To get the full picture here, understand that the annual Official White House Christmas Ornament has been a collector’s item since they were first issued in 1981. Plenty of Americans wait to see what the design is each year as they celebrate the nation’s presidents – typically not their hardware or vehicles – but other vibrant icons of American pride and power. If you go in for that stuff, they are reliably patriotic, even at times elegant.
Like the Truman balcony, designed for the White House South Portico in 1947-48 by President Truman. This was the 2018 ornament.
Then there was the 2017 design which honored FDR – a golden eagle representing the emblem on the podium at his first inauguration in 1933.
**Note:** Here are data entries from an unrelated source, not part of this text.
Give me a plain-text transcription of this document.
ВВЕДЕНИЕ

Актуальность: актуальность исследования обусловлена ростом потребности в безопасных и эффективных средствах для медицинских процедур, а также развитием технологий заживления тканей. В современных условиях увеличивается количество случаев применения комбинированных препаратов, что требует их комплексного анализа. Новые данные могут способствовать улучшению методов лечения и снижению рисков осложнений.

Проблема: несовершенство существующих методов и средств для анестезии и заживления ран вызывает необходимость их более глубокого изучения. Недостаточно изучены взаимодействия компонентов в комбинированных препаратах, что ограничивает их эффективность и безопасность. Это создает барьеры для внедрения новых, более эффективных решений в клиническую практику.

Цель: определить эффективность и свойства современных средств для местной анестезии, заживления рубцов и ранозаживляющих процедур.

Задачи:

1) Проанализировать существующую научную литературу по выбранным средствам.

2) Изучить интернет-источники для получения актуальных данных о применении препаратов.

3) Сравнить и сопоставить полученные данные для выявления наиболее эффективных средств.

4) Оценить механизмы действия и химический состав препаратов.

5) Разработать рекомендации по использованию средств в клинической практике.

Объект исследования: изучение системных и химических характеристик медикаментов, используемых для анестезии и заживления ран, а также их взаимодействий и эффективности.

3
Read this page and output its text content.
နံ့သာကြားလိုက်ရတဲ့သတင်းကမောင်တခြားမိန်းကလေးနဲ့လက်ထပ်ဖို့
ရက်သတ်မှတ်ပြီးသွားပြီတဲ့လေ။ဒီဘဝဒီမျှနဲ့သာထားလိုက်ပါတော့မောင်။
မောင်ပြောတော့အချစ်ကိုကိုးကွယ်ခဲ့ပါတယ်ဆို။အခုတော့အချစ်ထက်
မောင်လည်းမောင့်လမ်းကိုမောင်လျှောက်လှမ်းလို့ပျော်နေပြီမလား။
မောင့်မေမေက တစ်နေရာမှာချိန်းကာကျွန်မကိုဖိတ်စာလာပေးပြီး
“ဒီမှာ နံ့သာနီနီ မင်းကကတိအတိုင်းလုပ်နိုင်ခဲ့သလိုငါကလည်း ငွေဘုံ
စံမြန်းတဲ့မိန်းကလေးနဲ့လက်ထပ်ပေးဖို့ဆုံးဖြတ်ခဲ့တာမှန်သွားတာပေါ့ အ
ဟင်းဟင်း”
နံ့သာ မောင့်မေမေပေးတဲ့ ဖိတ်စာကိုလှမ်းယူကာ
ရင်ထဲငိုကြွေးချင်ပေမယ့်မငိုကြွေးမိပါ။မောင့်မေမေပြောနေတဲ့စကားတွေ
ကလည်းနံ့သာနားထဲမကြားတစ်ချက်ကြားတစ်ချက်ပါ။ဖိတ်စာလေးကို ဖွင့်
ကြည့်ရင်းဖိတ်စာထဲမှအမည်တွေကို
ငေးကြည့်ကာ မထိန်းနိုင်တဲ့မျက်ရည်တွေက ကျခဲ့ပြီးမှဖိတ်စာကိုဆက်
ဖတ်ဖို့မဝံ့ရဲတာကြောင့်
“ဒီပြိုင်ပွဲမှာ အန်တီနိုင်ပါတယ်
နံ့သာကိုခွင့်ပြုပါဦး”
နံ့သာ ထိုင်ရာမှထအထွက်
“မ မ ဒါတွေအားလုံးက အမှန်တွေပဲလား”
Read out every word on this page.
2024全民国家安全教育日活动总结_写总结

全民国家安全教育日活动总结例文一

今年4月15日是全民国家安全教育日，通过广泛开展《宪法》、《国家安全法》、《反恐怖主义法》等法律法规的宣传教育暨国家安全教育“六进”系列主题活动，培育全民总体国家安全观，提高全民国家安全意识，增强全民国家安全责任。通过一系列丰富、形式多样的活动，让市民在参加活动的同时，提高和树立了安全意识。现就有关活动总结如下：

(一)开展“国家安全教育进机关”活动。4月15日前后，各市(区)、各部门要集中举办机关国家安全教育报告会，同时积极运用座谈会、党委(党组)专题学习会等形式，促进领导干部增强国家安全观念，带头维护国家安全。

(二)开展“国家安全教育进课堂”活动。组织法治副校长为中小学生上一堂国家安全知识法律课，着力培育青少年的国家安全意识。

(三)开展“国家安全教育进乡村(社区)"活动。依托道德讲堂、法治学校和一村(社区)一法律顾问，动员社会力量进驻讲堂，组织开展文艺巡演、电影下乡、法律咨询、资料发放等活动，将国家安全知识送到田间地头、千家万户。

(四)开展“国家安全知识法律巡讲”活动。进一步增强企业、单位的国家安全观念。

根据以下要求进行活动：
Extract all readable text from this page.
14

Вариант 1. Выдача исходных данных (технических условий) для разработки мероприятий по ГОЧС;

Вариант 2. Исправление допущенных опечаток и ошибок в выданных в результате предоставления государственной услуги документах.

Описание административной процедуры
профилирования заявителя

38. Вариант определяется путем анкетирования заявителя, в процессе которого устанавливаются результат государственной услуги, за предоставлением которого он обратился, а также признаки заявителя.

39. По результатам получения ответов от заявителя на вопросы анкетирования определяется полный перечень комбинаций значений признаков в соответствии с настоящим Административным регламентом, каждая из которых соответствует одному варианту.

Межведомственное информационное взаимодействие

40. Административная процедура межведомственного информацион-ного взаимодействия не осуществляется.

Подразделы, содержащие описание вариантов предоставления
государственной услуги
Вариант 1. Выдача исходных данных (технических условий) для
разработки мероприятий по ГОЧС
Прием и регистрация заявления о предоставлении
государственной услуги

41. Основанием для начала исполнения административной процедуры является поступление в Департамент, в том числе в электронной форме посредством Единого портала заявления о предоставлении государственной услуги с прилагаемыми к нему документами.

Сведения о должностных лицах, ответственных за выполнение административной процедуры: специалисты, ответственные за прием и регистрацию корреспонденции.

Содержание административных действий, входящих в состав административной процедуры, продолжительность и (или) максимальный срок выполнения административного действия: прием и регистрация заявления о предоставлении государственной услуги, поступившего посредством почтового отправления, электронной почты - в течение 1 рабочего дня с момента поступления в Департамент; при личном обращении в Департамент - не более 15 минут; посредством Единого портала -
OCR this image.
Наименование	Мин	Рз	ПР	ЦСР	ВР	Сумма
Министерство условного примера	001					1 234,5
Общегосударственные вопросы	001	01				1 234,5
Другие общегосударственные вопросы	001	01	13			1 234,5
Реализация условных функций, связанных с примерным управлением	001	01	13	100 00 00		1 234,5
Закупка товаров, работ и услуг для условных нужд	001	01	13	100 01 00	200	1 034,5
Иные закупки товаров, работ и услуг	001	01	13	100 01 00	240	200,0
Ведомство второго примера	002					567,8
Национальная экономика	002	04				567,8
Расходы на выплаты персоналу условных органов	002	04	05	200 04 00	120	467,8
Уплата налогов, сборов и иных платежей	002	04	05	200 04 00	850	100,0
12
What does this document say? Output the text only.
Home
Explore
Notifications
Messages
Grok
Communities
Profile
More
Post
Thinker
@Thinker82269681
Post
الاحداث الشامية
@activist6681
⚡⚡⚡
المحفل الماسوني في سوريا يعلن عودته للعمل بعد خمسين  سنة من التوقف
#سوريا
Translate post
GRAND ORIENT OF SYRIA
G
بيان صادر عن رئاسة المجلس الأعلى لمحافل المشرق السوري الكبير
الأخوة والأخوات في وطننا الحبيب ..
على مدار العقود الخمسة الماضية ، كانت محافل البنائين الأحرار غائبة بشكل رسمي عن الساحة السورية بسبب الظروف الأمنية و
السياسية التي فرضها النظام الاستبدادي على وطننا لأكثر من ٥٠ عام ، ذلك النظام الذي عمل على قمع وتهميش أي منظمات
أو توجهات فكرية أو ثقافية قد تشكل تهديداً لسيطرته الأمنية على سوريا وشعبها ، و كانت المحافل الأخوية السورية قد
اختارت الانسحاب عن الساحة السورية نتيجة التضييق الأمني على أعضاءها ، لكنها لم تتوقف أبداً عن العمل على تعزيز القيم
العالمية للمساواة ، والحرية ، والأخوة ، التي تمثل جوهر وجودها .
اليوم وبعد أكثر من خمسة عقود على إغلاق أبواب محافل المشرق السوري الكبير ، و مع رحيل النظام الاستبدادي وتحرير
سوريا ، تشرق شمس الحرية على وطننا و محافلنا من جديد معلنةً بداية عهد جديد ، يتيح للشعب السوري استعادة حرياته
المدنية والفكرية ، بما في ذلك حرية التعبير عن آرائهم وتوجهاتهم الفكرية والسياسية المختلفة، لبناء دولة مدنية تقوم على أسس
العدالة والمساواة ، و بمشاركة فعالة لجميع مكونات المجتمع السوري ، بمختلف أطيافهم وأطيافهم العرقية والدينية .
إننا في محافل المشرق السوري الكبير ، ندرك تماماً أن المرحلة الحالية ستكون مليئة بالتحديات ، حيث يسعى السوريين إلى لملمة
One could say that the 2016 design, a tribute to President Herbert Hoover, was a vehicle, too, being a tiny red fire engine. But it represented the fire trucks that responded to the Christmastime fire in the West Wing, saving the White House in 1929. And they weren’t sponsored by anyone.
In fact, 2019 is the first time a private sponsor supported the annual ornament. Seriously, in an era of Capitol One Arenas and Fed Ex Fields, it would have been nice to have kept the People’s House, even if symbolically, free of the corporate stink. What’s next, a tiny golf cart celebrating Barack Obama sponsored by the Yamaha Corporation? Better yet, a gleaming MQ-9 Reaper drone, sponsored by General Atomics? When does Jeff Bezos get his say?
The irony that the president who was so prescient about our current state of industrial militarism would be the first to share a brand with Lockheed Martin on your Christmas tree is rich, and sad. But as one fan of the yearly ornament tradition told me, “it’s a helicopter. Sponsored by Lockheed? I’m not buying it.” Neither would Eisenhower.